Functional Structure

Functional structure means that your company is organized along the lines of individual or collective tasks. Departments are organized based on what they do, with similar tasks and job descriptions being grouped together in a single department. Examples of this are marketing departments, sales departments, research departments and so forth. Everything that seeks to accomplish the same task is grouped together under a similar department.

A functional structure has the advantage of providing employees with clear objectives. For example, no one in the advertising department is likely to think it’s their job to sell your product. It also allows departments to be subdivided, allowing different areas of (for example) the marketing department to work on different types of marketing or marketing different products.

Divisional Structure

Division structures are less centralized than functional structures.
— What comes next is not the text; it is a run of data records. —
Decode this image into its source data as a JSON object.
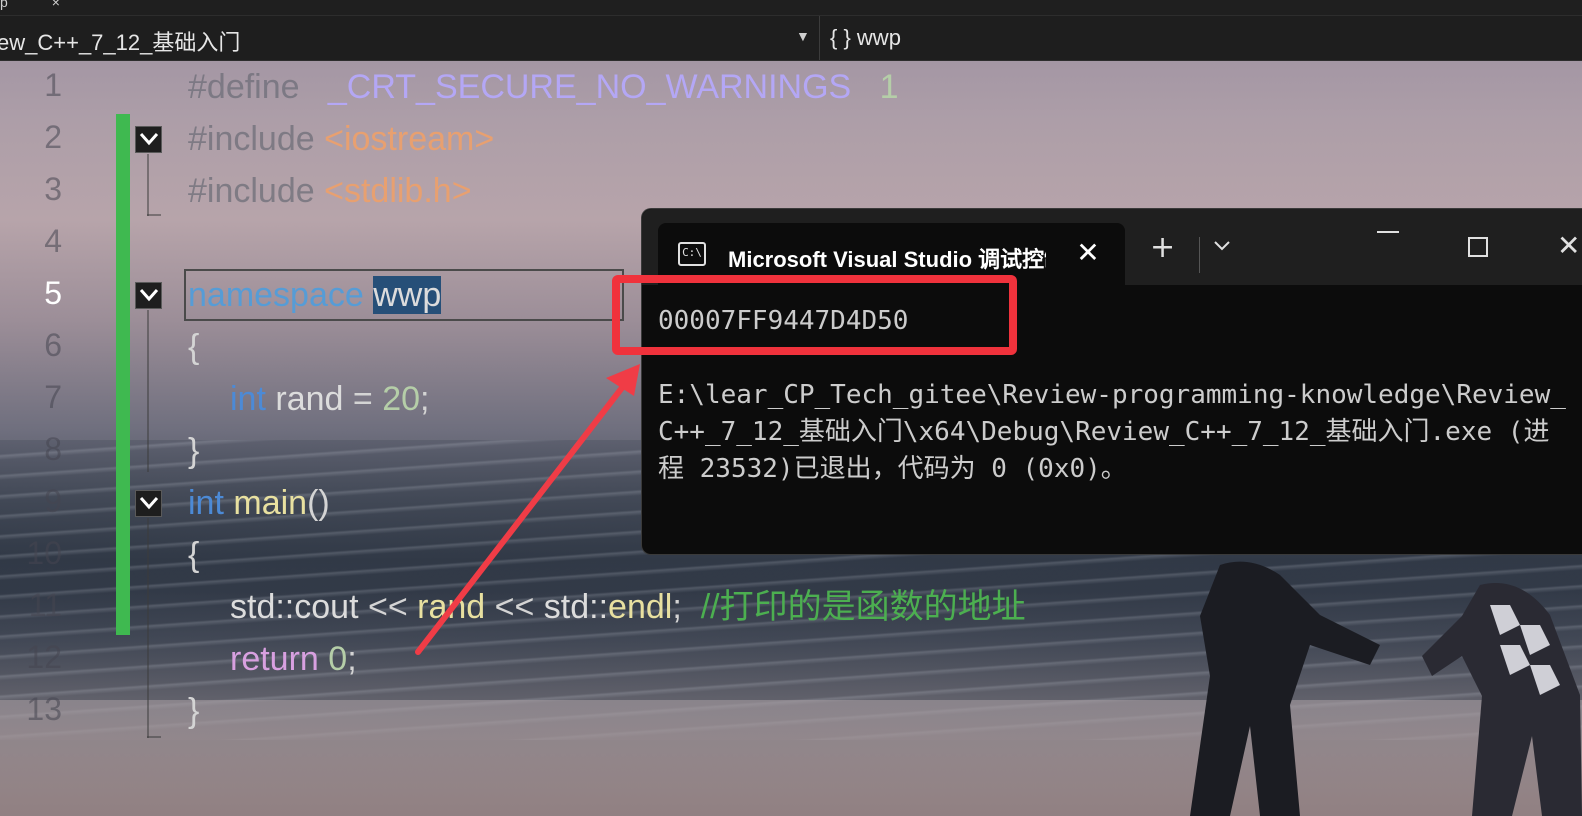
{
  "window": {
    "tab_fragment": "p",
    "tab_close": "×"
  },
  "navbar": {
    "project_dropdown": "ew_C++_7_12_基础入门",
    "scope": "{ } wwp"
  },
  "editor": {
    "line_numbers": [
      "1",
      "2",
      "3",
      "4",
      "5",
      "6",
      "7",
      "8",
      "9",
      "10",
      "11",
      "12",
      "13"
    ],
    "active_line": "5",
    "lines": {
      "l1": {
        "kw": "#define",
        "macro": "_CRT_SECURE_NO_WARNINGS",
        "num": "1"
      },
      "l2": {
        "kw": "#include",
        "lt": "<",
        "name": "iostream",
        "gt": ">"
      },
      "l3": {
        "kw": "#include",
        "lt": "<",
        "name": "stdlib.h",
        "gt": ">"
      },
      "l5": {
        "kw": "namespace",
        "name": "wwp"
      },
      "l6": {
        "text": "{"
      },
      "l7": {
        "type": "int",
        "name": "rand",
        "op": " = ",
        "num": "20",
        "end": ";"
      },
      "l8": {
        "text": "}"
      },
      "l9": {
        "type": "int",
        "fn": "main",
        "parens": "()"
      },
      "l10": {
        "text": "{"
      },
      "l11": {
        "ns": "std::",
        "cout": "cout",
        "op1": " << ",
        "var": "rand",
        "op2": " << ",
        "ns2": "std::",
        "endl": "endl",
        "end": ";",
        "comment": "//打印的是函数的地址"
      },
      "l12": {
        "kw": "return",
        "num": "0",
        "end": ";"
      },
      "l13": {
        "text": "}"
      }
    }
  },
  "terminal": {
    "icon": "C:\\",
    "title": "Microsoft Visual Studio 调试控制台",
    "tab_close": "✕",
    "new_tab": "+",
    "address_output": "00007FF9447D4D50",
    "exit_message": "E:\\lear_CP_Tech_gitee\\Review-programming-knowledge\\Review_C++_7_12_基础入门\\x64\\Debug\\Review_C++_7_12_基础入门.exe (进程 23532)已退出，代码为 0 (0x0)。"
  },
  "colors": {
    "highlight_box": "#f0323c",
    "change_bar": "#3fb950"
  }
}
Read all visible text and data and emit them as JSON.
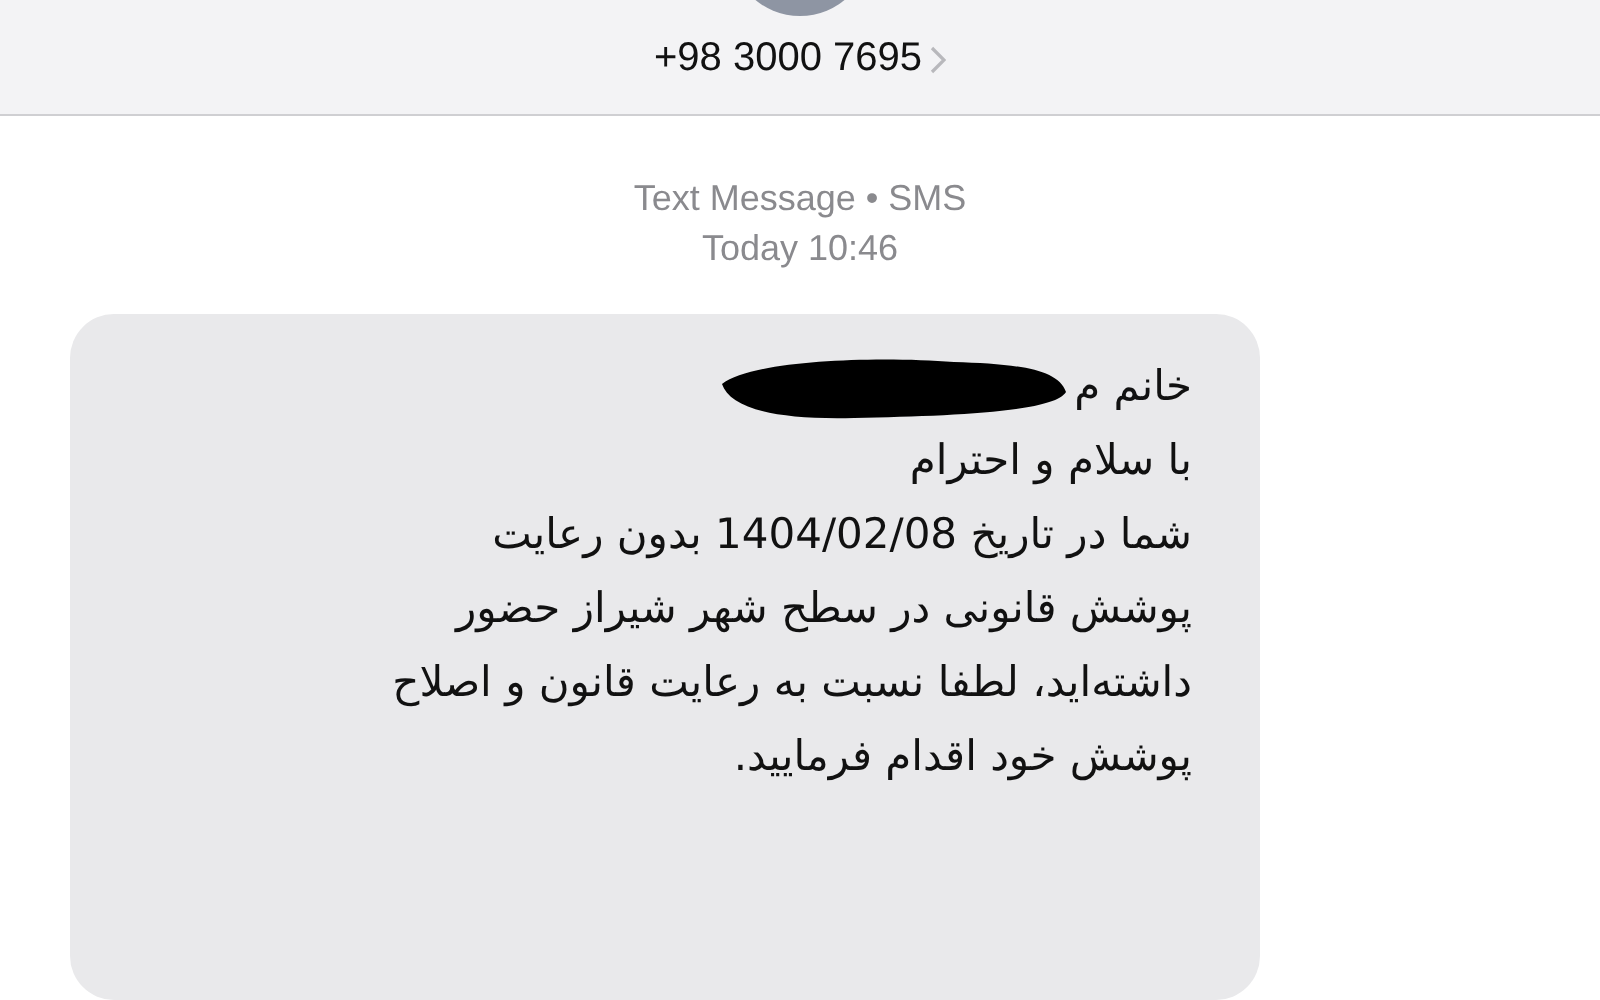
{
  "header": {
    "contact": "+98 3000 7695"
  },
  "conversation": {
    "service": "Text Message • SMS",
    "timestamp": "Today 10:46"
  },
  "message": {
    "greeting": "خانم م",
    "lines": [
      "با سلام و احترام",
      "شما در تاریخ 1404/02/08 بدون رعایت",
      "پوشش قانونی در سطح شهر شیراز حضور",
      "داشته‌اید، لطفا نسبت به رعایت قانون و اصلاح",
      "پوشش خود اقدام فرمایید."
    ]
  }
}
A divisional structure might include elements of a functional structure, but the divisional structure is generally more to do with geography than anything else. As an example, your company might have five regional divisions. Each of these divisions would then have their own structures, which would be functional. However, nothing would dictate that a structure that works in Houston will necessarily work in Detroit. The divisional structure offers more autonomy than the functional structure. Divisional structures might also be good for companies with several disparate products who want people working with each product to organize along those lines.

Matrix Structures

Some people wanted to combine elements of the functional structure with elements of the divisional structure. Thus arose the matrix structure, an organizational structure that, in theory, combines the best of both worlds. Matrix structures creates teams for the purpose of completing specific tasks. The teams are comprised of the most qualified members of the organization for completing that specific task. There are often not clear-cut “managers” or “supervisors” in such a structure, which generally has temporary project managers or team leaders who do not have the same level of power associated with the traditional manager or supervisor. Thus, the decentralized nature of the matrix structure cuts both ways. Some organizations, however, have found the matrix structure to be a godsend, in particular tech firms and startups.

Why It Matters

Simply put, what type of organizational structure you choose matters because it’s the skeleton of your organization. You need the right structure in place for the greatest level of efficiency. Geographically larger companies will obviously feel an affinity for the divisional structure, while smaller companies will like the functional structure. There are, of course, small companies who use a divisional structure and large companies who use the functional structure. Much of this has to do with what works in any given place. Give careful thought to which type of structure will work best in your business. It can make all the difference in the world between success and failure.